The Times reported yesterday on the continued promotion of an “insolvency avoidance” scheme, despite efforts by the Insolvency Service to close it down. The scheme claims to offer directors of distressed companies a means of avoiding formal liquidation – with the associated scrutiny of their actions and risk of personal liability.
The scheme, marketed by the “Atherton Corporate” group, involved the purchase of the shares of a distressed company for a nominal sum. The purchased company would cease trading shortly before, or at, the point of sale, but would be kept “live” for as long as possible, with its directors replaced by “figurehead” appointees before ultimately being dissolved or liquidated. Supposedly, this would place some distance between the original directors, and any subsequent liquidation. For this service, Atherton would charge a fee depending on the level of the company's liabilities.
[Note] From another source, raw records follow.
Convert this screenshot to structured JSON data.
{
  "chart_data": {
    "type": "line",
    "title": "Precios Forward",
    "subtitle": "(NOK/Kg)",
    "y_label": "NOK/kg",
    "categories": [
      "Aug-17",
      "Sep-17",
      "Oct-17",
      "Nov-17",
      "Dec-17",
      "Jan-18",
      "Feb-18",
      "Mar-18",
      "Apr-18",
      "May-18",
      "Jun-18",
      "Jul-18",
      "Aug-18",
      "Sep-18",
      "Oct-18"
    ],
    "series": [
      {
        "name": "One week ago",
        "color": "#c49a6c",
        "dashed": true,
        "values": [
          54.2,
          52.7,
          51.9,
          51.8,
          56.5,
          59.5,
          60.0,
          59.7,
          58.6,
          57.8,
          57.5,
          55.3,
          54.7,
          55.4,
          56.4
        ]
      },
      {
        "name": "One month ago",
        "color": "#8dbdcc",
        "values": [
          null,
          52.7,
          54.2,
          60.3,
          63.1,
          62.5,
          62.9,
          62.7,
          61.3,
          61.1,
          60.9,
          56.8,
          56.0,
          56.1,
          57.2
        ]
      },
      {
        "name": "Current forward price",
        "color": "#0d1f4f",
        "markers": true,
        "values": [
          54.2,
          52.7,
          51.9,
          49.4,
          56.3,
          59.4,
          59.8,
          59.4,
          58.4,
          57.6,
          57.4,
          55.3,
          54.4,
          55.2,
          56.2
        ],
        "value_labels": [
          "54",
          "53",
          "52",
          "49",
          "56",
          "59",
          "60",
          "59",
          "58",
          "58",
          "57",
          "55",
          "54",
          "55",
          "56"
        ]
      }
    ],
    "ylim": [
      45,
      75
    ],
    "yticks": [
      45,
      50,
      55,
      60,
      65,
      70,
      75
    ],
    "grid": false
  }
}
Meanwhile, typically a newco would be used by the original directors to continue the business, including by using the trading name, intellectual property and in some cases even continuing to access the bank account of the distressed company. No value would be paid to the distressed company for the assets, and no attempt made to recover money or assets for the benefit of creditors. This is in contrast to a true pre-pack sale, where an administrator (who has a duty to act in the interests of all creditors) executes a (pre-arranged) sale of a business shortly after appointment. Allegedly, directors making use of this scheme were led to believe that they would not be under any obligation to co-operate with any future liquidator of the distressed company, nor would any recovery action be taken against them for any debts due by them to the distressed company.
Seven companies involved in promoting the scheme were wound up by the Insolvency Service in September, for actions which (according to the Chief Inspector of the Insolvency Service) “would appear to have deliberately undermined the insolvency regime”. However, an investigation by The Times, in collaboration with Tax Policy Associates, has found that the scheme continues to be marketed through another connected organisation, “National Company Rescue”. The Insolvency Service is reported to be considering action against directors who have made use of it, and it is claimed that, in at least one case, HMRC are conducting their own investigation.
Given the significant potential for personal liability, directors of distressed companies should be aware that there is no alternative to taking proper, timely professional advice. Directors have a duty to consider the interest of creditors when they know, or ought to know, that a company is insolvent or bordering on insolvency, or that an insolvent liquidation or administration is probable. Resigning before the company enters an insolvency process does not absolve directors of liability.
At best, the former directors of the companies using this scheme were naïve in believing that it would enable them to avoid any negative consequences of insolvency, both reputational and financial. It seems more than likely that they could face substantial personal liability for the debts of the insolvent company, as well as disqualification. Meanwhile, creditors of the insolvent companies - which in some cases failed owing multiple million pounds worth of debts - are the ultimate losers.